La "vuvuzela", trompette de la discorde

Le vacarme épouvantable de cette trompette fait davantage parler de lui que le spectacle sur le terrain.

Lionel Messi, Wayne Rooney Frank Ribery et les autres cadors du ballon rond ne sont pas les vedettes de la Coupe du Monde de foot. La star, c’est la "vuvuzela". Cette trompette sud-africaine d’un mètre de long, au bruit assourdissant, alimente toutes les conversations depuis le début de la compétition. Normal, diront les mauvaises langues, le spectacle sur le terrain est tellement quelconque… Mais, précisément, peut-être est-ce dû à cet étrange instrument dont l’origine viendrait des cornes d’antilopes utilisées pour rassembler les villageois en cas de danger.

Toujours est-il que, des joueurs aux supporters étrangers en passant par les commentateurs et les téléspectateurs, la vuvuzela a le don d’exaspérer quasi-tout le monde. Elle émet en effet un volume de près de 130 décibels, soit autant qu’une tronçonneuse, un barrissement d’éléphants un avion au décollage ou… un coup de sifflet d’arbitre.

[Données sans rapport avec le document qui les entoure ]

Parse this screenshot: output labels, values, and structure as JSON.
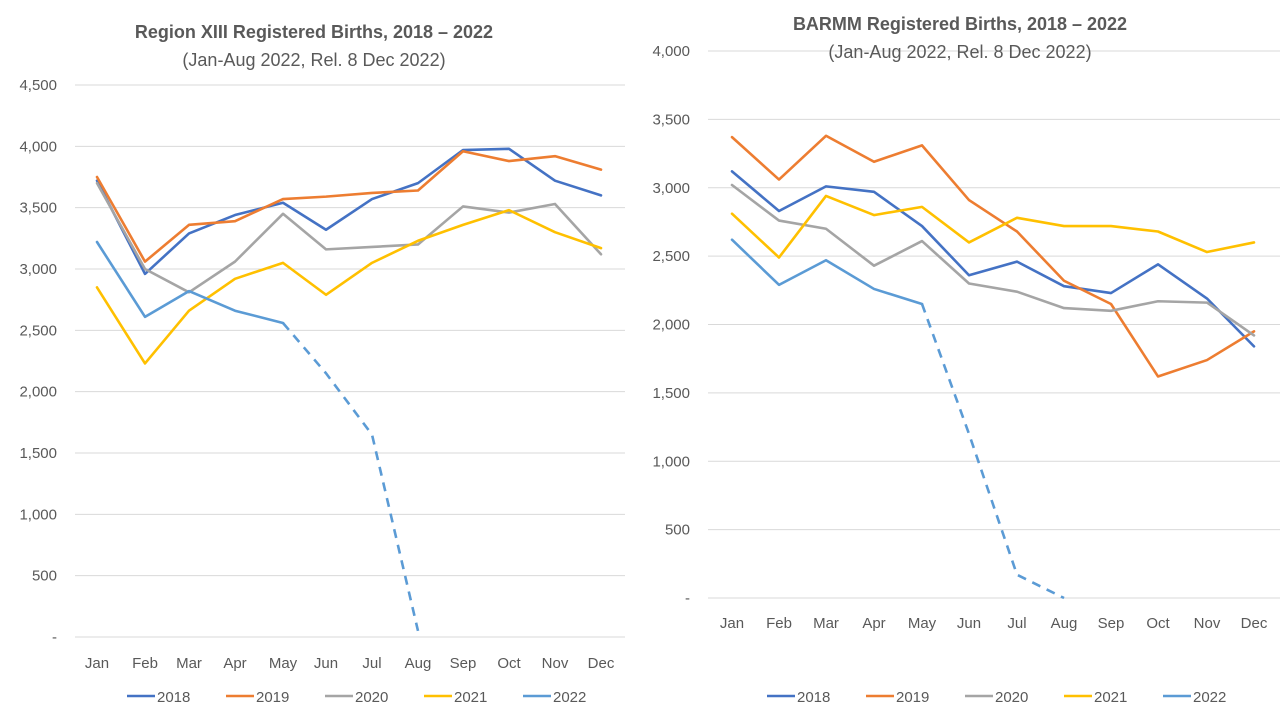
{
  "chart_data": [
    {
      "type": "line",
      "title": "Region XIII Registered Births, 2018 – 2022",
      "subtitle": "(Jan-Aug 2022, Rel. 8 Dec 2022)",
      "xlabel": "",
      "ylabel": "",
      "ylim": [
        0,
        4500
      ],
      "yticks": [
        0,
        500,
        1000,
        1500,
        2000,
        2500,
        3000,
        3500,
        4000,
        4500
      ],
      "ytick_labels": [
        "-",
        "500",
        "1,000",
        "1,500",
        "2,000",
        "2,500",
        "3,000",
        "3,500",
        "4,000",
        "4,500"
      ],
      "grid": true,
      "legend": "bottom",
      "categories": [
        "Jan",
        "Feb",
        "Mar",
        "Apr",
        "May",
        "Jun",
        "Jul",
        "Aug",
        "Sep",
        "Oct",
        "Nov",
        "Dec"
      ],
      "series": [
        {
          "name": "2018",
          "color": "#4472C4",
          "dashed_from": null,
          "values": [
            3720,
            2960,
            3290,
            3440,
            3540,
            3320,
            3570,
            3700,
            3970,
            3980,
            3720,
            3600
          ]
        },
        {
          "name": "2019",
          "color": "#ED7D31",
          "dashed_from": null,
          "values": [
            3750,
            3060,
            3360,
            3390,
            3570,
            3590,
            3620,
            3640,
            3960,
            3880,
            3920,
            3810
          ]
        },
        {
          "name": "2020",
          "color": "#A5A5A5",
          "dashed_from": null,
          "values": [
            3700,
            3000,
            2810,
            3060,
            3450,
            3160,
            3180,
            3200,
            3510,
            3460,
            3530,
            3120
          ]
        },
        {
          "name": "2021",
          "color": "#FFC000",
          "dashed_from": null,
          "values": [
            2850,
            2230,
            2660,
            2920,
            3050,
            2790,
            3050,
            3230,
            3360,
            3480,
            3300,
            3170
          ]
        },
        {
          "name": "2022",
          "color": "#5B9BD5",
          "dashed_from": 4,
          "values": [
            3220,
            2610,
            2820,
            2660,
            2560,
            2150,
            1650,
            50,
            null,
            null,
            null,
            null
          ]
        }
      ]
    },
    {
      "type": "line",
      "title": "BARMM  Registered Births, 2018 – 2022",
      "subtitle": "(Jan-Aug 2022, Rel. 8 Dec 2022)",
      "xlabel": "",
      "ylabel": "",
      "ylim": [
        0,
        4000
      ],
      "yticks": [
        0,
        500,
        1000,
        1500,
        2000,
        2500,
        3000,
        3500,
        4000
      ],
      "ytick_labels": [
        "-",
        "500",
        "1,000",
        "1,500",
        "2,000",
        "2,500",
        "3,000",
        "3,500",
        "4,000"
      ],
      "grid": true,
      "legend": "bottom",
      "categories": [
        "Jan",
        "Feb",
        "Mar",
        "Apr",
        "May",
        "Jun",
        "Jul",
        "Aug",
        "Sep",
        "Oct",
        "Nov",
        "Dec"
      ],
      "series": [
        {
          "name": "2018",
          "color": "#4472C4",
          "dashed_from": null,
          "values": [
            3120,
            2830,
            3010,
            2970,
            2720,
            2360,
            2460,
            2280,
            2230,
            2440,
            2190,
            1840
          ]
        },
        {
          "name": "2019",
          "color": "#ED7D31",
          "dashed_from": null,
          "values": [
            3370,
            3060,
            3380,
            3190,
            3310,
            2910,
            2680,
            2320,
            2150,
            1620,
            1740,
            1950
          ]
        },
        {
          "name": "2020",
          "color": "#A5A5A5",
          "dashed_from": null,
          "values": [
            3020,
            2760,
            2700,
            2430,
            2610,
            2300,
            2240,
            2120,
            2100,
            2170,
            2160,
            1920
          ]
        },
        {
          "name": "2021",
          "color": "#FFC000",
          "dashed_from": null,
          "values": [
            2810,
            2490,
            2940,
            2800,
            2860,
            2600,
            2780,
            2720,
            2720,
            2680,
            2530,
            2600
          ]
        },
        {
          "name": "2022",
          "color": "#5B9BD5",
          "dashed_from": 4,
          "values": [
            2620,
            2290,
            2470,
            2260,
            2150,
            1200,
            170,
            0,
            null,
            null,
            null,
            null
          ]
        }
      ]
    }
  ]
}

La VRT dit ainsi avoir ressorti des vieux micros labiaux des années 70 qui, placés à proximité de la bouche, permettent de réduire fortement la transmission des décibels.

Censée mettre de l’ambiance c’est tout le contraire qu’elle produit: les chants et les cris des supporters sont étouffés par son bruit aussi irritant que celui d’un essaim de guêpes déchaînées. Au point que c’est à peine si on entend les clameurs de la foule lorsqu’un but est marqué.

Dans ce vacarme, des voix se font entendre pour l’interdire. Le président du comité organisateur de la Coupe du Monde, Danny Jordaan, a laissé entendre dimanche qu’il n’excluait pas de la bannir des stades: "Si un pays en lice se plaint, nous agirons. Nous avons aussi entendu les télévisions et les spectateurs et c’est quelque chose à quoi nous réfléchissons" a-t-il dit à la BBC… avant d’être rapidement démenti par son porte-parole: "Il n’a jamais été question d’interdire les vuvuzelas et nous demandons au monde entier de respecter notre culture", a déclaré Rich Mkhondo; il y a dix ans qu’elles sont utilisées dans les stades en Afrique du Sud. Les spectateurs en achètent beaucoup: ils sont une majorité à en acquérir pour les rapporter comme souvenirs et pour faire la fête dans les stades."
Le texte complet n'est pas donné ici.